Ya medio año. Estoy a punto de completar cincuenta entradas en el blog; solo me falta una. Espero no poder -y no querer- detenerme. Seguir; ejercicio tras ejercicio. Cada párrafo difícil, como una colina empinada, me duele en los cuádriceps. No hay peor afán que el que se impone uno mismo. Hace dos noches le envíe a la editora el manuscrito de mi primer libro.“Las Mecánicas del Vértigo”, se llamará. Llevo meses disciplinando la afición al imaginarla como un oficio y el ruido se detuvo por ahora. Cerré la ventana y halé el cordón de la cortina. No puedo confiarme. Evito contemplar las preguntas desconsideradas de los otros y suspendo las exageraciones propias. Al fin y al cabo, son solo palabras dichas y su condición es perderse hasta esfumarse: solo muy pocas quedan flotando sobre la memoria. No hay mucho en juego o quizás, todo lo es. El único consuelo, el verdadero, es que al menos estoy escribiendo. No miro a los lados: allá tú y allá tu mundo. El quehacer es una decisión que deja atrás las excusas de lo útil y lo oportuno: esa manía de contar con los dedos que termina por paralizar. ¿Soy bueno? ni lo sé ni me importa. Ya me sacudí la arena del impostor bajo la cual estuve enterrado. Es hora de abandonar la playa en silencio.
Manos de Silencio, Oswaldo Guayasamín
Ya lo he dicho en otras ocasiones, es la mejor lección que me ha dejado el grafiti. Hacer, hacer y hacer, sin aspavientos o salvoconductos. Supongo que en eso consiste la pérdida del pudor. Ese habitante extraño que llega con los años y nos impone su agenda de inmovilidad y mutismo. Decían los estoicos que una forma de conseguir la felicidad es impedir que el mundo doblegue y someta a los pensamientos internos. Ese afuera que mancilla la voluntad entre permisos y recomendaciones. El pudor es un boquete, en forma de pregunta terca, donde a hurtadillas entran la inseguridad y los complejos. Un traidor que permite la invasión de las opiniones ajenas estridentes; disfrazadas de consejo, broma o de experiencia. Poco se puede hacer mientras se espera un turno para conseguir una licencia. La ventanilla cierra a las cinco. Toda tribuna termina por convertirse en un tribunal.

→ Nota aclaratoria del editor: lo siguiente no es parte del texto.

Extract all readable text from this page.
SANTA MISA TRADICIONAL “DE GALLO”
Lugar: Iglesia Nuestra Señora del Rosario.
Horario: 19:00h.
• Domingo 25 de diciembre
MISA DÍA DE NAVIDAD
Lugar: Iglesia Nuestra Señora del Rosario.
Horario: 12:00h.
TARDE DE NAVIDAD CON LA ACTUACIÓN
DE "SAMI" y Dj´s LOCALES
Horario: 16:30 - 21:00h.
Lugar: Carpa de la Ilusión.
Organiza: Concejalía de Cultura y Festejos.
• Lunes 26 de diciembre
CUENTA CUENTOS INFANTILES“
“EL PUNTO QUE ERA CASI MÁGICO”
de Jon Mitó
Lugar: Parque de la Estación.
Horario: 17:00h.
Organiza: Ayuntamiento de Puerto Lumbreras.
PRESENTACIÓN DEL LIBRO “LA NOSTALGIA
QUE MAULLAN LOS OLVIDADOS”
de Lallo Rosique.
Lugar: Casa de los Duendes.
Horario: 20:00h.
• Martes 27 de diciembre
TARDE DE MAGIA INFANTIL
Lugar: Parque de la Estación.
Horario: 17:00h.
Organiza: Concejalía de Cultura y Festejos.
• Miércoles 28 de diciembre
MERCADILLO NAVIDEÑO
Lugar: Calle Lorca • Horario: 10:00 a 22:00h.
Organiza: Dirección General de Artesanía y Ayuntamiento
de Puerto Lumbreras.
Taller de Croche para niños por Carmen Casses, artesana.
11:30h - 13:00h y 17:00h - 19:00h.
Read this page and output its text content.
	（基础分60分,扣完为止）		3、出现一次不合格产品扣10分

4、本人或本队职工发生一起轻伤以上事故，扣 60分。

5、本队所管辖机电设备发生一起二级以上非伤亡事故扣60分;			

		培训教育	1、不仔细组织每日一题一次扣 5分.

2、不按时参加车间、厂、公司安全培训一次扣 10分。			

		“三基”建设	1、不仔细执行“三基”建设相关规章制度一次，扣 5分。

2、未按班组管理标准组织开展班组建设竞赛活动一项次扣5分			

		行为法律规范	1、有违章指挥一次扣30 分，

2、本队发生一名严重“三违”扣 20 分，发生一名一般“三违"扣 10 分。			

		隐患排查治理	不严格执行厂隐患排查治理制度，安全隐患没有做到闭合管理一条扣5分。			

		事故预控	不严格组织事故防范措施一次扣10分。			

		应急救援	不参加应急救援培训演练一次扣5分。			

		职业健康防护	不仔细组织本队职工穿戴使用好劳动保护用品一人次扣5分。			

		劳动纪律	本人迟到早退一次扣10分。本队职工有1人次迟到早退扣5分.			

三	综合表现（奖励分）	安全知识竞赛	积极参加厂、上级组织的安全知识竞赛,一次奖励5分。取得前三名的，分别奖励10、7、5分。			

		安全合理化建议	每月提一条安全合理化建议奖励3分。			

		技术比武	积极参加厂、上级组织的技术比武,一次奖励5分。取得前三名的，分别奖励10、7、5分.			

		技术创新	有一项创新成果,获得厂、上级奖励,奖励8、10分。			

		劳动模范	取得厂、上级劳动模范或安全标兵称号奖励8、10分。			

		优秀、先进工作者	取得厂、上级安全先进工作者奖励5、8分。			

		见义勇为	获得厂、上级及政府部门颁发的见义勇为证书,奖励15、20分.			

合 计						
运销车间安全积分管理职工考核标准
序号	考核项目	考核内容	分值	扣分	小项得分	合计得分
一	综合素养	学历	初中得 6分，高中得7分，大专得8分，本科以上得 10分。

Y aunque el ruido de los otros, como el martillo odioso del vecino, es inevitable, siempre queda la alternativa de la indiferencia. La sabiduría de los oídos sordos. Mucho tiempo se pierde cuando se trata de comprender y traducir los cuestionamientos de los demás. Por no mencionar, cuando se intenta adivinar sus intenciones. El silencio, muchas veces, no es la ausencia del ruido. Más que todo, es un pacto fronterizo entre el afuera y el adentro. Y sin silencio, sin ese pacto, es muy difícil concretar la versión sublime del hacer que es el crear. Probablemente, a fuerza de insistir se termina por aparecer, en atuendo de espanto, la vocación; eso que los irresponsables llaman destino y los aburridos naturaleza. Me costó mucho empezar y me sigue costando continuar, pero me siento como aquel perdido que tuvo que escoger ente dos caminos y más adelante, sin ya poder regresar, solo le quedó una alternativa: asumir que el camino correcto era el que había escogido.